The reason these are reported as two separate numbers rather than collapsed into a single score is theoretical. A high ideal-overlap is informative; a high nightmare-overlap is a different kind of informative; and a pairing can be moderately close to both (because the inferred date sits on a region of the circumplex equidistant from each reference point). Showing both numbers preserves information that a single composite would destroy.

A worked example

Consider a user whose own IPC-32 places her at LM (Warm-Agreeable, Histrionic-adjacent style): high on warmth, neutral on dominance, organized around emotional availability and the maintenance of positive affective ties. The Millon complement table specifies that her ideal is NO (Gregarious-Extraverted) and her nightmare is DE (Cold-Quarrelsome).

She runs the CTQ on a recent date. Her responses load most heavily on the FG items: she found him hard to reach emotionally, felt strangely alone in his company, and found that she was doing most of the relational work. The engine infers FG (Aloof-Introverted, Schizoid-style). Lexicaine, given the FG prototype description, returns coordinates well into the low-warmth, low-dominance quadrant. The engine compares these coordinates to the LM-user's reference ideal (NO) and reference nightmare (DE).

The output shows a low overlap-with-ideal score (FG sits diagonally opposite NO on the circumplex; her date is far from the gregarious-warm partner the model says she would do best with) and a moderate overlap-with-nightmare score (FG and DE share the cold half of the circumplex but differ on dominance, so the overlap is not maximal). The interpretive frame the engine puts around this is straightforward: the date pulls strongly toward the kind of one-sided emotional labor that LM-style partners often find exhausting in the long run; the date is not the user's worst match in the manual, but he is closer to it than to the ideal, and the user should weight her own observed reactions accordingly.

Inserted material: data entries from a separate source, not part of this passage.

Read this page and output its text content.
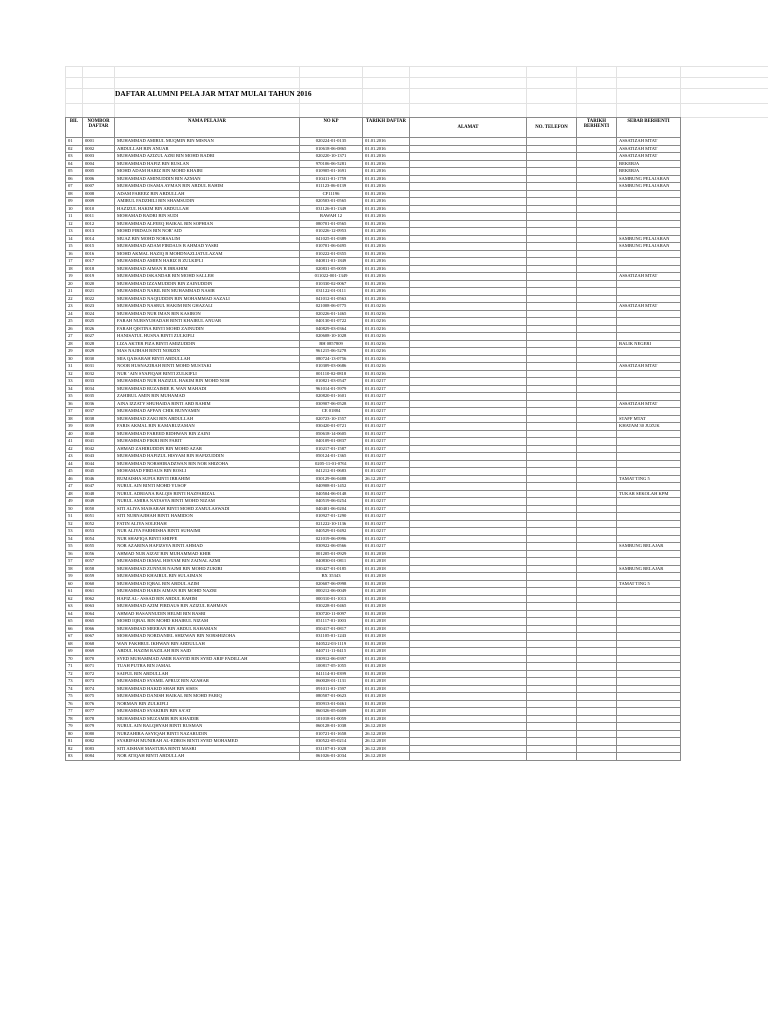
DAFTAR ALUMNI PELA JAR MTAT MULAI TAHUN 2016
BIL	NOMBOR DAFTAR	NAMA PELAJAR	NO KP	TARIKH DAFTAR	ALAMAT	NO. TELEFON	TARIKH BERHENTI	SEBAB BERHENTI
01	0001	MUHAMMAD AMIRUL MUQMIN BIN MISNAN	020224-01-0135	01.01.2016				ASSATIZAH MTAT
02	0002	ABDULLAH BIN ANUAR	010618-06-0865	01.01.2016				ASSATIZAH MTAT
03	0003	MUHAMMAD AZIZUL AZRI BIN MOHD BADRI	020220-10-1371	01.01.2016				ASSATIZAH MTAT
04	0004	MUHAMMAD HAFIZ BIN RUSLAN	970106-06-5281	01.01.2016				BEKERJA
05	0005	MOHD ADAM HARIZ BIN MOHD KHAIRI	010905-01-1691	01.01.2016				BEKERJA
06	0006	MUHAMMAD AMINUDDIN BIN AZMAN	010411-01-1759	01.01.2016				SAMBUNG PELAJARAN
07	0007	MUHAMMAD OSAMA AYMAN BIN ABDUL RAHIM	011123-06-0139	01.01.2016				SAMBUNG PELAJARAN
08	0008	ADAM FAREEZ BIN ABDULLAH	CF11196	01.01.2016				
09	0009	AMIRUL FADZHILI BIN SHAMSUDIN	020503-01-0565	01.01.2016				
10	0010	HAZIZUL HAKIM BIN ABDULLAH	031126-01-1349	01.01.2016				
11	0011	MOHAMAD BADRI BIN SUDI	BAWAH 12	01.01.2016				
12	0012	MUHAMMAD ALFEEQ HAIKAL BIN SOPHIAN	080701-01-0565	01.01.2016				
13	0013	MOHD FIRDAUS BIN NOR' AID	010226-12-0953	01.01.2016				
14	0014	MUAZ BIN MOHD NORSALIM	041025-01-0389	01.01.2016				SAMBUNG PELAJARAN
15	0015	MUHAMMAD ADAM FIRDAUS B AHMAD YASRI	010701-06-0495	01.01.2016				SAMBUNG PELAJARAN
16	0016	MOHD AKMAL HAZIQ B MOHDNAZLIATULAZAM	010222-01-0355	01.01.2016				
17	0017	MUHAMMAD AMIEN HARIZ B ZULKIFLI	040811-01-1849	01.01.2016				
18	0018	MUHAMMAD AIMAN B IBRAHIM	020831-05-0059	01.01.2016				
19	0019	MUHAMMAD ISKANDAR BIN MOHD SALLEH	011022-001-1349	01.01.2016				ASSATIZAH MTAT
20	0020	MUHAMMAD IZZAMUDDIN BIN ZAINUDDIN	010330-02-0067	01.01.2016				
21	0021	MUHAMMAD NABIL BIN MUHAMMAD NASIR	031122-01-0111	01.01.2016				
22	0022	MUHAMMAD NAQIUDDIN BIN MOHAMMAD SAZALI	041012-01-0563	01.01.2016				
23	0023	MUHAMMAD NASRUL HAKIM BIN GHAZALI	021008-06-0775	01.01.0216				ASSATIZAH MTAT
24	0024	MUHAMMAD NUR IMAN BIN KASIRON	020226-01-1465	01.01.0216				
25	0025	FARAH NURSYUHADAH BINTI KHAIRUL ANUAR	040130-01-0722	01.01.0216				
26	0026	FARAH QISTINA BINTI MOHD ZAINUDIN	040829-03-0364	01.01.0216				
27	0027	HANISATUL HUSNA BINTI ZULKIFLI	020608-10-1028	01.01.0216				
28	0028	LIZA AKTER FIZA BINTI AMIZUDDIN	BH 0857809	01.01.0216				BALIK NEGERI
29	0029	MAS NAJIHAH BINTI NORZIN	961215-06-5278	01.01.0216				
30	0030	MIA QAISARAH BINTI ABDULLAH	080724-13-0756	01.01.0216				
31	0031	NOOR HUSNAZIRAH BINTI MOHD MUSTAKI	010309-03-0686	01.01.0216				ASSATIZAH MTAT
32	0032	NUR ' AIN SYAFIQAH BINTI ZULKIFLI	001110-02-0818	01.01.0216				
33	0033	MUHAMMAD NUR HAZIZUL HAKIM BIN MOHD NOH	010821-03-0547	01.01.0217				
34	0034	MUHAMMAD RUZAIMIE B. WAN MAHADI	961014-01-5979	01.01.0217				
35	0035	ZAHIRUL AMIN BIN MUHAMAD	020820-01-1601	01.01.0217				
36	0036	AINA IZZATY SHUHAIDA BINTI ABD RAHIM	030907-06-0528	01.01.0217				ASSATIZAH MTAT
37	0037	MUHAMMAD AFFAN CHIK BUNYAMIN	CE 01884	01.01.0217				
38	0038	MUHAMMAD ZAKI BIN ABDULLAH	020723-10-1557	01.01.0217				STAFF MTAT
39	0039	FARIS AKMAL BIN KAMARUZAMAN	030420-01-0721	01.01.0217				KHATAM 30 JUZUK
40	0040	MUHAMMAD FAREED RIDHWAN BIN ZAINI	050618-14-0605	01.01.0217				
41	0041	MUHAMMAD FIKRI BIN FARIT	040109-01-0837	01.01.0217				
42	0042	AHMAD ZAHIRUDDIN BIN MOHD AZAR	010217-01-1587	01.01.0217				
43	0043	MUHAMMAD HAFIZUL HISYAM BIN HAFIZUDDIN	050124-01-1365	01.01.0217				
44	0044	MUHAMMAD NORSHIRADZWAN BIN NOR SHIZOHA	0205-11-01-0761	01.01.0217				
45	0045	MOHAMAD FIRDAUS BIN ROSLI	041212-01-0683	01.01.0217				
46	0046	RUMAISHA SUFIA BINTI IBRAHIM	030129-06-0488	26.12.2017				TAMAT TING 5
47	0047	NURUL AIN BINTI MOHD YUSOF	040908-01-1452	01.01.0217				
48	0048	NURUL ADRIANA BALQIS BINTI HAZFARIZAL	040504-06-0148	01.01.0217				TUKAR SEKOLAH KPM
49	0049	NURUL AMIRA NATASYA BINTI MOHD NIZAM	040519-06-0254	01.01.0217				
50	0050	SITI ALIYA MAISARAH BINTI MOHD ZAMULASWADI	040401-06-0204	01.01.0217				
51	0051	SITI NURNAJIHAH BINTI HAMIDON	010927-01-1290	01.01.0217				
52	0052	FATIN ALIYA SOLEHAH	021222-10-1136	01.01.0217				
53	0053	NUR ALIYA FARHIISHA BINTI SUHAIMI	040529-01-0492	01.01.0217				
54	0054	NUR SHAFIQA BINTI SHIFFE	021019-06-0996	01.01.0217				
55	0055	NOR AZARINA HAFIZSYA BINTI AHMAD	030922-06-0566	01.01.0217				SAMBUNG BELAJAR
56	0056	AHMAD NUR AIZAT BIN MUHAMMAD KHIR	001205-01-0929	01.01.2018				
57	0057	MUHAMMAD IKMAL HISYAM BIN ZAINAL AZMI	040830-01-0811	01.01.2018				
58	0058	MUHAMMAD ZUNNUR NAJMI BIN MOHD ZUKIRI	030427-01-0185	01.01.2018				SAMBUNG BELAJAR
59	0059	MUHAMMAD KHAIRUL BIN SULAIMAN	BX 35343	01.01.2018				
60	0060	MUHAMMAD IQBAL BIN ABDUL AZIM	020607-06-0998	01.01.2018				TAMAT TING 5
61	0061	MUHAMMAD HARIS AIMAN BIN MOHD NAZRI	000212-06-0049	01.01.2018				
62	0062	HAFIZ AL- ASSAD BIN ABDUL RAHIM	000310-01-1013	01.01.2018				
63	0063	MUHAMMAD AZIM FIRDAUS BIN AZIZUL RAHMAN	030228-01-0465	01.01.2018				
64	0064	AHMAD HASANNUDIN HELMI BIN BASRI	030720-11-0097	01.01.2018				
65	0065	MOHD IQBAL BIN MOHD KHAIRUL NIZAM	051117-01-1003	01.01.2018				
66	0066	MUHAMMAD MEERAN BIN ABDUL RAHAMAN	050417-01-0817	01.01.2018				
67	0067	MOHAMMAD NORDANIEL SHIZWAN BIN NORSHIZOHA	031105-01-1243	01.01.2018				
68	0068	WAN FAKHRUL IKHWAN BIN ABDULLAH	040522-03-1119	01.01.2018				
69	0069	ABDUL HAZIM RAZILAH BIN SAID	040711-11-0415	01.01.2018				
70	0070	SYED MUHAMMAD AMIR RASYID BIN SYED ARIF FADILLAH	030912-06-0397	01.01.2018				
71	0071	TUAH PUTRA BIN JAMAL	100817-05-1055	01.01.2018				
72	0072	SAIFUL BIN ABDULLAH	041114-01-0399	01.01.2018				
73	0073	MUHAMMAD SYAMIL AFRUZ BIN AZAHAR	060028-01-1131	01.01.2018				
74	0074	MUHAMMAD HAKID SHAH BIN SISES	091011-01-1597	01.01.2018				
75	0075	MUHAMMAD DANISH HAIKAL BIN MOHD FARIQ	080507-01-0623	01.01.2018				
76	0076	NORMAN BIN ZULKIFLI	050913-01-0461	01.01.2018				
77	0077	MUHAMMAD SYAKIRIN BIN SA'AT	060326-05-0409	01.01.2018				
78	0078	MUHAMMAD MUZAMIR BIN KHAIDIR	101018-01-0059	01.01.2018				
79	0079	NURUL AIN BALQHYAH BINTI RUSMAN	060128-01-1038	26.12.2018				
80	0080	NURZAHIRA ASYIQAH BINTI NAZARUDIN	010721-01-1658	26.12.2018				
81	0082	SYARIFAH MUNIRAH AL-EDROS BINTI SYED MOHAMED	030522-05-0214	26.12.2018				
82	0083	SITI AISHAH MASTURA BINTI MASRI	031107-01-1028	26.12.2018				
83	0084	NOR ATIQAH BINTI ABDULLAH	061026-01-2034	26.12.2018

The right way to read this is not as a verdict. It is as a structured restatement of what her CTQ responses already suggested, geometrically located against the predictions Millon's theory makes from her own type. If she has reason to think the engine is wrong — if, for example, she suspects that what she read as withdrawal was situational anxiety rather than schizoid distance — that is exactly the kind of qualitative information the engine cannot incorporate, and it should outweigh the percentage.

Honest caveats

Dovetails is a decision aid, not a verdict. The CTQ is a single-informant instrument and inherits the well-documented limits of single-informant personality assessment: projection, recency effects, the influence of the perceiver's own attachment style on what they experience as warmth or coldness, and the basic fact that one's reactions to a person stabilize over time and are particularly noisy in the first few encounters. The Millon complement table encodes a strong theoretical prior, and that prior is not always right; some users find their best long-term partners in regions of the circumplex the table would not have predicted. The compatibility numbers the engine returns are estimates of interpersonal-style fit, which is a real and important component of relational satisfaction but is not the whole of it.

These limits are why the engine reports two separate compatibility numbers rather than a single composite, why it returns the inferred octant alongside the user's own raw CTQ scores so the inference can be inspected, and why the interpretive copy on the results page consistently frames the output as a structured read of the user's own impressions rather than as a measurement of the partner. A tool built on this literature should be candid about the difference between predicting attraction (which complementarity does well), predicting short-term comfort (which it does moderately well), and predicting durable satisfaction (which depends on variables this engine does not measure).